Ezetimibe: A Selective Cholesterol Absorption Inhibitor

Edith A. Nutescu, Pharm.D.; Nancy L. Shapiro, Pharm.D.


Pharmacotherapy. 2003;23(11) 

In This Article

Abstract and Introduction

Ezetimibe is the first agent of a novel class of selective cholesterol absorption inhibitors recently approved by the Food and Drug Administration for treatment in the United States. Ezetimibe inhibits the absorption of biliary and dietary cholesterol from the small intestine without affecting the absorption of fat-soluble vitamins, triglycerides, or bile acids. Ezetimibe localizes at the brush border of the small intestine and decreases cholesterol uptake into the enterocytes. Preclinical studies demonstrated lipid-lowering properties of ezetimibe as monotherapy and showed a synergistic effect in combination with 3-hydroxy-3-methylglutaryl coenzyme A reductase inhibitors (statins). The efficacy and safety of ezetimibe 10 mg/day have been established in phase III clinical trials. In these trials, ezetimibe was investigated as monotherapy, as an add-on to ongoing statin therapy, and as combination therapy with statins in patients with primary hypercholesterolemia. In addition, ezetimibe has been evaluated in patients with homozygous and heterozygous familial hypercholesterolemia and in those with sitosterolemia. When given as monotherapy or in combination with statins or fenofibrate, ezetimibe reduces low-density lipoprotein cholesterol (LDL) by 15-20% while increasing high-density lipoprotein cholesterol by 2.5-5%. Unlike other intestinally acting lipid-lowering agents, ezetimibe does not adversely affect triglyceride levels and, due to its minimal systemic absorption, drug interactions are few. Ezetimibe's side-effect profile resembles that of placebo when given as monotherapy or in combination with statins. In clinical practice, ezetimibe has a role as monotherapy for patients who require modest LDL reductions or cannot tolerate other lipid-lowering agents. In combination therapy with a statin, ezetimibe is used in patients who cannot tolerate high statin doses or in those who need additional LDL reductions despite maximum statin doses.

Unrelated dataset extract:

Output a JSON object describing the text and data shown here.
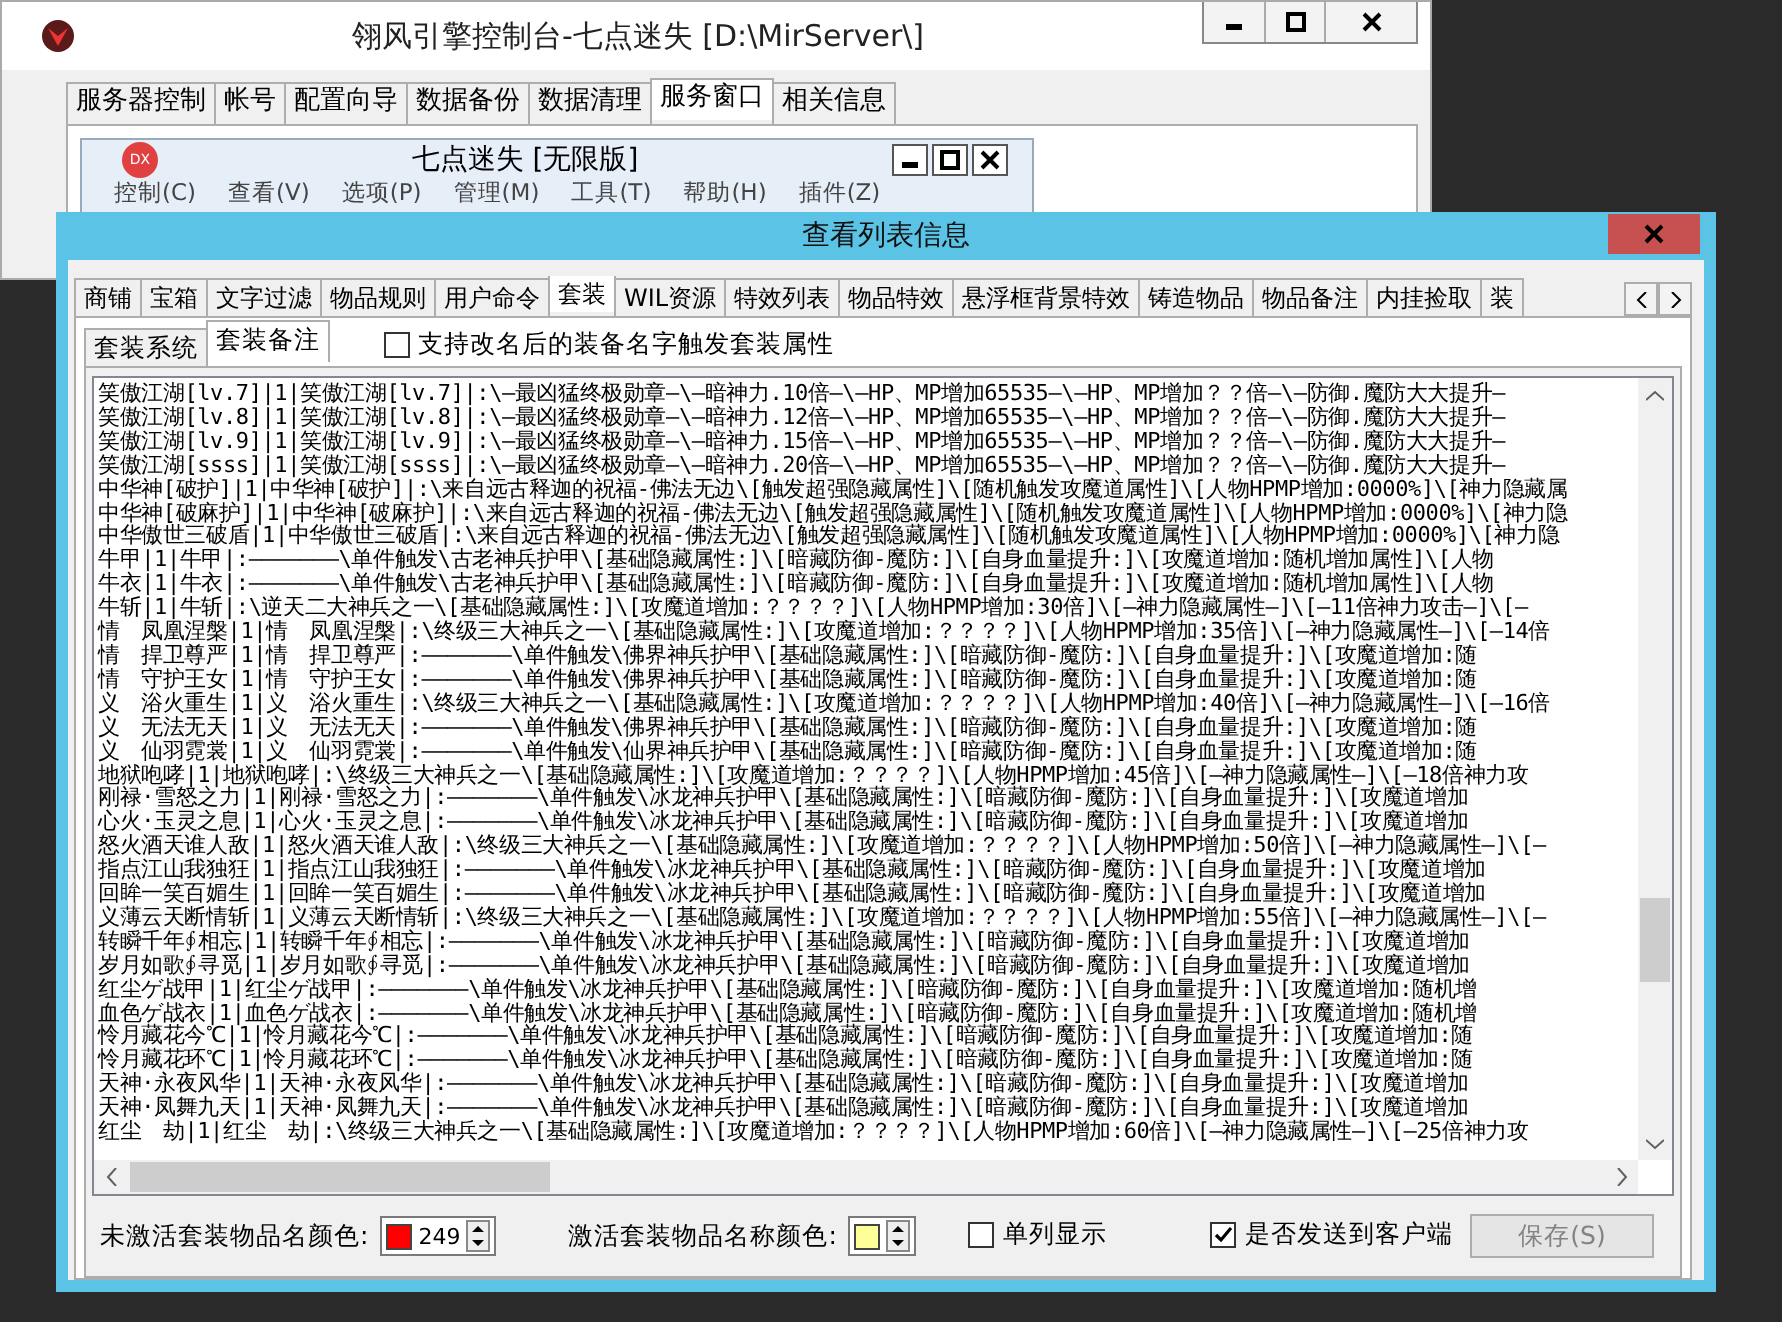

Elevated cholesterol represents one of the major risk factors leading to cardiovascular disease, which in turn is the most frequent cause of death in the United States.[1] Primary and secondary prevention trials involving 3-hydroxy-3-methylglutaryl coenzyme A reductase inhibitor (statin) therapy consistently have demonstrated that reducing levels of low-density lipoprotein cholesterol (LDL) leads to reduction in cardiovascular morbidity and mortality.[2] Because of these beneficial effects, statins have become the preferred agents for treatment of hypercholesterolemia.[3] However, despite the effective-ness of statins in lowering LDL, morbidity, and mortality, less than 40% of patients achieve their target LDL goals. This percentage is even lower (18%) in the highest-risk patients -- those with established coronary heart disease (CHD).[4]

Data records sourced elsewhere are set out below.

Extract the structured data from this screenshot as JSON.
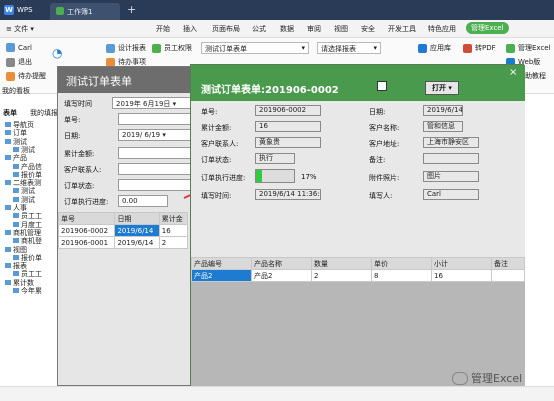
{
  "app": {
    "name": "WPS",
    "tab": "工作簿1",
    "plus": "+"
  },
  "menu": [
    "≡ 文件 ▾",
    "开始",
    "插入",
    "页面布局",
    "公式",
    "数据",
    "审阅",
    "视图",
    "安全",
    "开发工具",
    "特色应用",
    "管理Excel"
  ],
  "ribbon": {
    "left": [
      "Carl",
      "退出",
      "待办提醒"
    ],
    "mid": [
      "设计报表",
      "员工权限",
      "待办事项"
    ],
    "combo1": "测试订单表单",
    "combo2": "请选择报表",
    "right": [
      "应用库",
      "转PDF",
      "管理Excel",
      "Web版",
      "帮助教程"
    ]
  },
  "left_tabs": {
    "tab1": "表单",
    "tab2": "我的填报"
  },
  "my_board": "我的看板",
  "tree": [
    "导航页",
    "订单",
    "测试",
    "测试",
    "产品",
    "产品信",
    "报价单",
    "二维表测",
    "测试",
    "测试",
    "人事",
    "员工工",
    "月度工",
    "商机管理",
    "商机登",
    "视图",
    "报价单",
    "报表",
    "员工工",
    "累计数",
    "今年累"
  ],
  "form1": {
    "title": "测试订单表单",
    "fill_time_label": "填写时间",
    "fill_time_value": "2019年 6月19日",
    "order_no_label": "单号:",
    "date_label": "日期:",
    "date_value": "2019/ 6/19",
    "total_label": "累计金额:",
    "contact_label": "客户联系人:",
    "status_label": "订单状态:",
    "progress_label": "订单执行进度:",
    "progress_value": "0.00",
    "table": {
      "headers": [
        "单号",
        "日期",
        "累计金"
      ],
      "rows": [
        [
          "201906-0002",
          "2019/6/14",
          "16"
        ],
        [
          "201906-0001",
          "2019/6/14",
          "2"
        ]
      ]
    }
  },
  "dialog": {
    "title": "测试订单表单:201906-0002",
    "print_label": "打开",
    "close": "×",
    "fields": {
      "order_no": {
        "label": "单号:",
        "value": "201906-0002"
      },
      "date": {
        "label": "日期:",
        "value": "2019/6/14"
      },
      "total": {
        "label": "累计金额:",
        "value": "16"
      },
      "customer": {
        "label": "客户名称:",
        "value": "管和信息"
      },
      "contact": {
        "label": "客户联系人:",
        "value": "黄象贵"
      },
      "address": {
        "label": "客户地址:",
        "value": "上海市静安区"
      },
      "status": {
        "label": "订单状态:",
        "value": "执行"
      },
      "note": {
        "label": "备注:",
        "value": ""
      },
      "progress": {
        "label": "订单执行进度:",
        "value": "17%",
        "fraction": 0.17
      },
      "attachment": {
        "label": "附件照片:",
        "value": "图片"
      },
      "fill_time": {
        "label": "填写时间:",
        "value": "2019/6/14 11:36:58"
      },
      "filler": {
        "label": "填写人:",
        "value": "Carl"
      }
    },
    "detail": {
      "headers": [
        "产品编号",
        "产品名称",
        "数量",
        "单价",
        "小计",
        "备注"
      ],
      "rows": [
        [
          "产品2",
          "产品2",
          "2",
          "8",
          "16",
          ""
        ]
      ]
    }
  },
  "watermark": "管理Excel",
  "colors": {
    "accent": "#4a9a4e",
    "titlebar": "#2a3b57",
    "selection": "#1e7bd2"
  }
}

Inappropriate starting dosage and inadequate dosage titration of statins, and poor patient tolerance of higher doses or of various combination regimens all contribute to this gap in LDL goal attainment.[5] In addition, the dose-response relationship of various lipid-lowering agents is considered a potential barrier in clinical practice. The largest degree of LDL reduction is attained with the starting dosage of a statin, and every subsequent doubling of the dose leads to only an additional 6% decrease in LDL from the original baseline level.[6] A similar dose-response relationship has been reported with other available lipid-lowering agents.[7] Furthermore, side effects of many lipid-lowering agents increase with higher doses or with various combination regimens.[5]

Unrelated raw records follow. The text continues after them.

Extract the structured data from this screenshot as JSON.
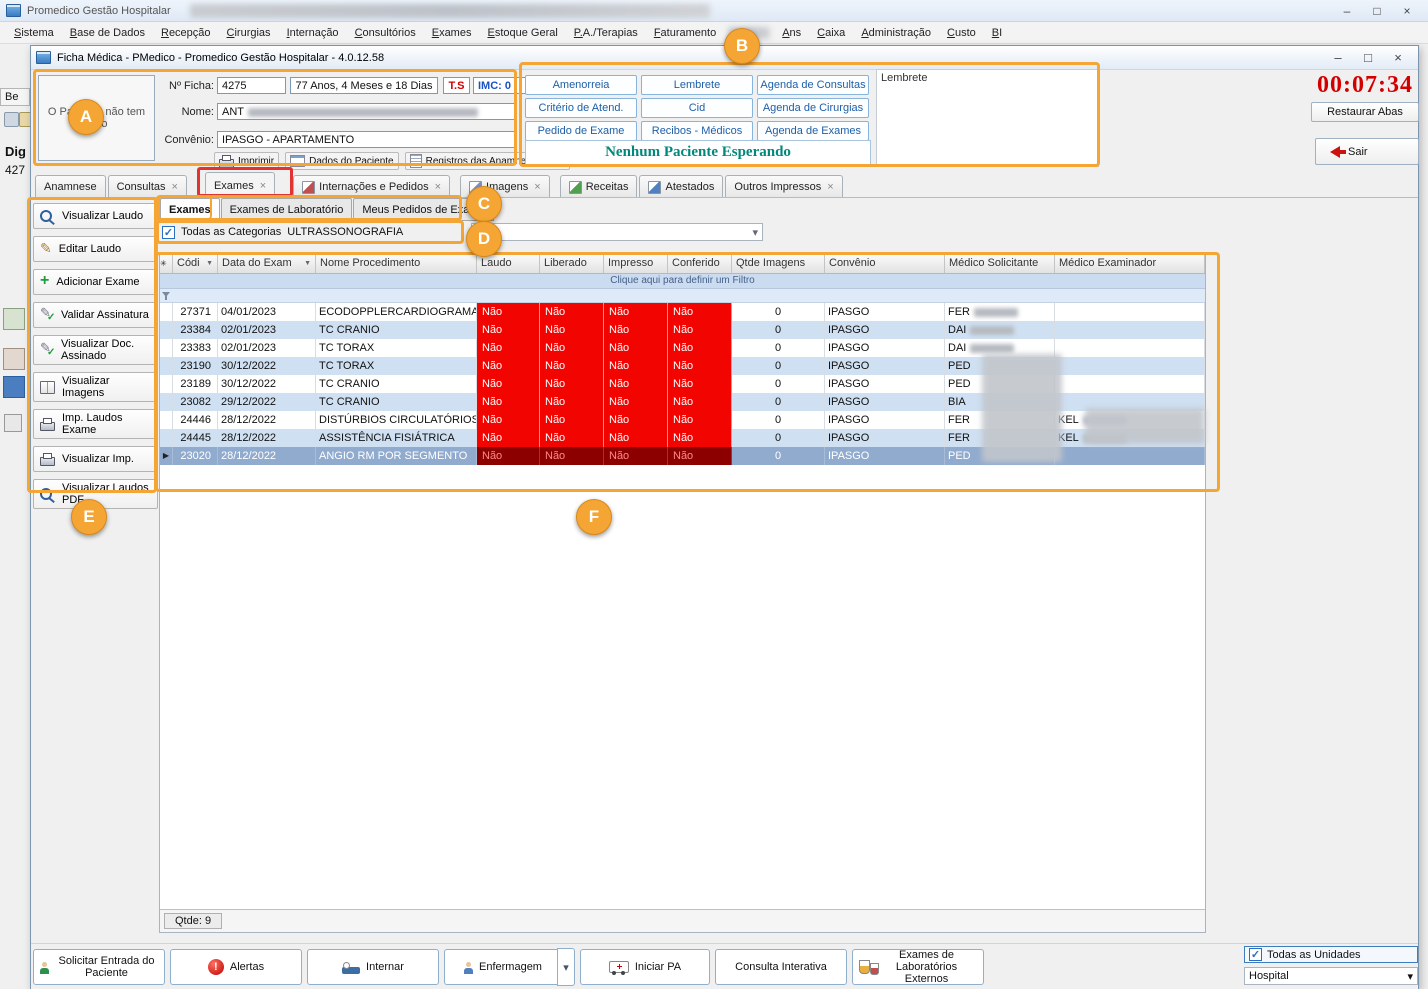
{
  "app": {
    "title": "Promedico Gestão Hospitalar",
    "menu_items": [
      "Sistema",
      "Base de Dados",
      "Recepção",
      "Cirurgias",
      "Internação",
      "Consultórios",
      "Exames",
      "Estoque Geral",
      "P.A./Terapias",
      "Faturamento",
      "Ans",
      "Caixa",
      "Administração",
      "Custo",
      "BI"
    ]
  },
  "background_fragments": {
    "tab": "Be",
    "label1": "Dig",
    "label2": "427"
  },
  "window": {
    "title": "Ficha Médica - PMedico - Promedico Gestão Hospitalar - 4.0.12.58"
  },
  "patient": {
    "photo_placeholder": "O Paciente não tem Foto",
    "ficha_label": "Nº Ficha:",
    "ficha": "4275",
    "idade": "77 Anos, 4 Meses e 18 Dias",
    "ts": "T.S",
    "imc": "IMC: 0",
    "nome_label": "Nome:",
    "nome_prefix": "ANT",
    "convenio_label": "Convênio:",
    "convenio": "IPASGO - APARTAMENTO",
    "actions": {
      "imprimir": "Imprimir",
      "dados": "Dados do Paciente",
      "registros": "Registros das Anamneses (Log"
    }
  },
  "quick_panel": {
    "buttons": [
      "Amenorreia",
      "Lembrete",
      "Agenda de Consultas",
      "Critério de Atend.",
      "Cid",
      "Agenda de Cirurgias",
      "Pedido de Exame",
      "Recibos - Médicos",
      "Agenda de Exames"
    ],
    "status": "Nenhum Paciente Esperando",
    "lembrete_label": "Lembrete"
  },
  "session": {
    "timer": "00:07:34",
    "restaurar_abas": "Restaurar Abas",
    "sair": "Sair"
  },
  "tabs": [
    {
      "label": "Anamnese"
    },
    {
      "label": "Consultas",
      "closable": true
    },
    {
      "label": "Exames",
      "closable": true,
      "selected": true
    },
    {
      "label": "Internações e Pedidos",
      "closable": true
    },
    {
      "label": "Imagens",
      "closable": true
    },
    {
      "label": "Receitas"
    },
    {
      "label": "Atestados"
    },
    {
      "label": "Outros Impressos",
      "closable": true
    }
  ],
  "subtabs": [
    "Exames",
    "Exames de Laboratório",
    "Meus Pedidos de Exame"
  ],
  "filters": {
    "todas_categorias": "Todas as Categorias",
    "categoria": "ULTRASSONOGRAFIA"
  },
  "sidebar": [
    "Visualizar Laudo",
    "Editar Laudo",
    "Adicionar Exame",
    "Validar Assinatura",
    "Visualizar Doc. Assinado",
    "Visualizar Imagens",
    "Imp. Laudos Exame",
    "Visualizar Imp.",
    "Visualizar Laudos PDF"
  ],
  "grid": {
    "filter_hint": "Clique aqui para definir um Filtro",
    "columns": [
      "Códi",
      "Data do Exam",
      "Nome Procedimento",
      "Laudo",
      "Liberado",
      "Impresso",
      "Conferido",
      "Qtde Imagens",
      "Convênio",
      "Médico Solicitante",
      "Médico Examinador"
    ],
    "rows": [
      {
        "codigo": "27371",
        "data": "04/01/2023",
        "nome": "ECODOPPLERCARDIOGRAMA",
        "laudo": "Não",
        "liberado": "Não",
        "impresso": "Não",
        "conferido": "Não",
        "qtde_imagens": "0",
        "convenio": "IPASGO",
        "solicitante": "FER",
        "examinador": ""
      },
      {
        "codigo": "23384",
        "data": "02/01/2023",
        "nome": "TC CRANIO",
        "laudo": "Não",
        "liberado": "Não",
        "impresso": "Não",
        "conferido": "Não",
        "qtde_imagens": "0",
        "convenio": "IPASGO",
        "solicitante": "DAI",
        "examinador": ""
      },
      {
        "codigo": "23383",
        "data": "02/01/2023",
        "nome": "TC TORAX",
        "laudo": "Não",
        "liberado": "Não",
        "impresso": "Não",
        "conferido": "Não",
        "qtde_imagens": "0",
        "convenio": "IPASGO",
        "solicitante": "DAI",
        "examinador": ""
      },
      {
        "codigo": "23190",
        "data": "30/12/2022",
        "nome": "TC TORAX",
        "laudo": "Não",
        "liberado": "Não",
        "impresso": "Não",
        "conferido": "Não",
        "qtde_imagens": "0",
        "convenio": "IPASGO",
        "solicitante": "PED",
        "examinador": ""
      },
      {
        "codigo": "23189",
        "data": "30/12/2022",
        "nome": "TC CRANIO",
        "laudo": "Não",
        "liberado": "Não",
        "impresso": "Não",
        "conferido": "Não",
        "qtde_imagens": "0",
        "convenio": "IPASGO",
        "solicitante": "PED",
        "examinador": ""
      },
      {
        "codigo": "23082",
        "data": "29/12/2022",
        "nome": "TC CRANIO",
        "laudo": "Não",
        "liberado": "Não",
        "impresso": "Não",
        "conferido": "Não",
        "qtde_imagens": "0",
        "convenio": "IPASGO",
        "solicitante": "BIA",
        "examinador": ""
      },
      {
        "codigo": "24446",
        "data": "28/12/2022",
        "nome": "DISTÚRBIOS CIRCULATÓRIOS",
        "laudo": "Não",
        "liberado": "Não",
        "impresso": "Não",
        "conferido": "Não",
        "qtde_imagens": "0",
        "convenio": "IPASGO",
        "solicitante": "FER",
        "examinador": "KEL"
      },
      {
        "codigo": "24445",
        "data": "28/12/2022",
        "nome": "ASSISTÊNCIA FISIÁTRICA",
        "laudo": "Não",
        "liberado": "Não",
        "impresso": "Não",
        "conferido": "Não",
        "qtde_imagens": "0",
        "convenio": "IPASGO",
        "solicitante": "FER",
        "examinador": "KEL"
      },
      {
        "codigo": "23020",
        "data": "28/12/2022",
        "nome": "ANGIO RM POR SEGMENTO",
        "laudo": "Não",
        "liberado": "Não",
        "impresso": "Não",
        "conferido": "Não",
        "qtde_imagens": "0",
        "convenio": "IPASGO",
        "solicitante": "PED",
        "examinador": "",
        "selected": true
      }
    ],
    "qtde": "Qtde: 9"
  },
  "bottom_toolbar": [
    "Solicitar Entrada do Paciente",
    "Alertas",
    "Internar",
    "Enfermagem",
    "Iniciar PA",
    "Consulta Interativa",
    "Exames de Laboratórios Externos"
  ],
  "units": {
    "todas_unidades": "Todas as Unidades",
    "unidade": "Hospital"
  },
  "icons": {
    "close": "×",
    "dropdown": "▾",
    "check": "✓",
    "sort": "▼",
    "row_marker": "▶",
    "grid_corner": "✳",
    "minimize": "–",
    "maximize": "□",
    "close_win": "×"
  },
  "annotations": {
    "a": "A",
    "b": "B",
    "c": "C",
    "d": "D",
    "e": "E",
    "f": "F"
  }
}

Due to these limitations of the available lipid-lowering therapies, new agents with mechanisms complementary to statins and good side-effect profiles would help more patients to reach their LDL goal. The selective cholesterol absorption inhibitors are a novel class of agents that possess these characteristics. Ezetimibe, the first agent of the class to be approved by the Food and Drug Administration for treatment in the United States, has demonstrated a favorable adverse-event profile while reducing LDL when given as monotherapy or in combination therapy.